Les festivités se terminent par des festins.
Petit à petit, la fête de Samain est tombée dans l’oubli dans la plus grande partie de la France. Il faut cependant noter que la Bretagne, la plus celtique des régions françaises, a conservé l’habitude de laisser un peu de nourriture sur les tables et de raviver le feu avant d’aller dormir le soir du 31 octobre. Les Bretons souhaitent ainsi honorer leurs morts dont les âmes reviennent sur terre dans la nuit précédant la Toussaint.
Cette coutume qui a survécu jusqu’à la fin du 19ème siècle est certainement un héritage de la fête gauloise.
Halloween
Comme la plupart des fêtes d’origine païenne, le Samain a bénéficié d’une « christianisation ». Dans la première moitié du 9ème siècle, le pape Grégoire IV déplace officiellement la date de la Toussaint du 13 mai au 1er novembre. Les deux fêtes sont assimilées l’une à l’autre. De plus, au siècle suivant, une fête est célébrée en l’honneur des défunts, le lendemain de la Toussaint, soit le 2 novembre. Il est difficile de ne pas associer cette commémoration à la fête du Samain qui permet aux défunts de communique avec les vivants.

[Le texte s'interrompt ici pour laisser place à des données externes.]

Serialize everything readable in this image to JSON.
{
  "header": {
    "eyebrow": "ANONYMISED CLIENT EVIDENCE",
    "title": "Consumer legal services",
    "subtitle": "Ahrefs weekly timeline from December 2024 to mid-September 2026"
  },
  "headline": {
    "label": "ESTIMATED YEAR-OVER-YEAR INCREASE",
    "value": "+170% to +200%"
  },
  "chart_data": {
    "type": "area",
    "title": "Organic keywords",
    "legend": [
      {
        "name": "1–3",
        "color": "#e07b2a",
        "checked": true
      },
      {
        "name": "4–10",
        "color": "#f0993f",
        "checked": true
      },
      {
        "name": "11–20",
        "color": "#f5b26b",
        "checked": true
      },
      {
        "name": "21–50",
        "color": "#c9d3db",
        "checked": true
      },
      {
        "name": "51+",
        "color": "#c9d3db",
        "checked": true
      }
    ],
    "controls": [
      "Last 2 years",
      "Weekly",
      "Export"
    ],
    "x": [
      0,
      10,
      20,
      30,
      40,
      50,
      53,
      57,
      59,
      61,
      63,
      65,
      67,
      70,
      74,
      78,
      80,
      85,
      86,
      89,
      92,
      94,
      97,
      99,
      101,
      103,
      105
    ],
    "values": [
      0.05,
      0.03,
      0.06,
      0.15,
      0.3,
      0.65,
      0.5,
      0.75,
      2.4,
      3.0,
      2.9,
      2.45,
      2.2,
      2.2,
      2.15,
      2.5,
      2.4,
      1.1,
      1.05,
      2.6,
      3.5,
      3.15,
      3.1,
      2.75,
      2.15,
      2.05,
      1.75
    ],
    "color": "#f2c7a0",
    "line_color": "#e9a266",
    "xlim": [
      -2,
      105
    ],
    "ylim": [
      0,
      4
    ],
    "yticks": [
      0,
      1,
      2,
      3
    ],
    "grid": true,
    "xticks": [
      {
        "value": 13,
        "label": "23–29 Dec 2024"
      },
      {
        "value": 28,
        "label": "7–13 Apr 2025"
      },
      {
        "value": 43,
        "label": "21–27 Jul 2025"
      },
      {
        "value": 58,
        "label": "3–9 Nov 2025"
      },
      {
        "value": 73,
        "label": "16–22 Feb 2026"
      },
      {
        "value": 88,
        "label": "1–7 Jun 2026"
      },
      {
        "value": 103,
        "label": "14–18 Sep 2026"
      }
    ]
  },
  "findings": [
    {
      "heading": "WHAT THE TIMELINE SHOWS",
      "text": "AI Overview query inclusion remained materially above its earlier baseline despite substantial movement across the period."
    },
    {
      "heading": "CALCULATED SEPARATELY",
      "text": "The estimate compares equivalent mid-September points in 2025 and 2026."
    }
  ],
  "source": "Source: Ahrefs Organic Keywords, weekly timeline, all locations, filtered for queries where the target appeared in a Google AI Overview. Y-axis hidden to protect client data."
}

Si la Toussaint et le Jour des Morts ont persisté au fil des siècles pour arriver jusqu’à nous, le Samain a peu à peu disparu de nos régions.
Il n’en est cependant pas de même en Irlande, un pays où la culture celte reste vivace.
Lorsque les Irlandais fuyant la Grande Famine qui ravage leur pays de 1845 à 1852, ils émigrent notamment vers les États-Unis et emportent leur culture et leurs coutumes dans leurs bagages.
C’est ainsi que prend naissance la fête d’Halloween dans le « Nouveau Monde ».
Bien des années plus tard, elle fait son grand retour en Europe ce qui explique que beaucoup de personnes pensent que Halloween est une fête américaine alors qu’elle a pris naissance, il y a bien longtemps, en Europe.
De nos jours, les enfants déguisés en squelettes, sorcières ou citrouilles se rassemblent dans la soirée du 31 octobre et vont de maison en maison pour réclamer quelques friandises … sous la surveillance de leurs parents, bien entendu. Si les personnes refusent, ils les menacent de leur jeter un sort !
La fête d’Halloween est largement « exploitée » par les commerçants qui profitent de cette occasion pour vendre non seulement les bonbons mais également des décorations effrayantes et des déguisements.
Côté cuisine, l’imagination est sans limite pour proposer des mets étranges, doigts de sorcières, soupe aux yeux ou petits biscuits en forme de fantômes.
L’ingrédient phare de cette période est bien entendu le potiron qui se décline en une multitude de versions, du potage au dessert.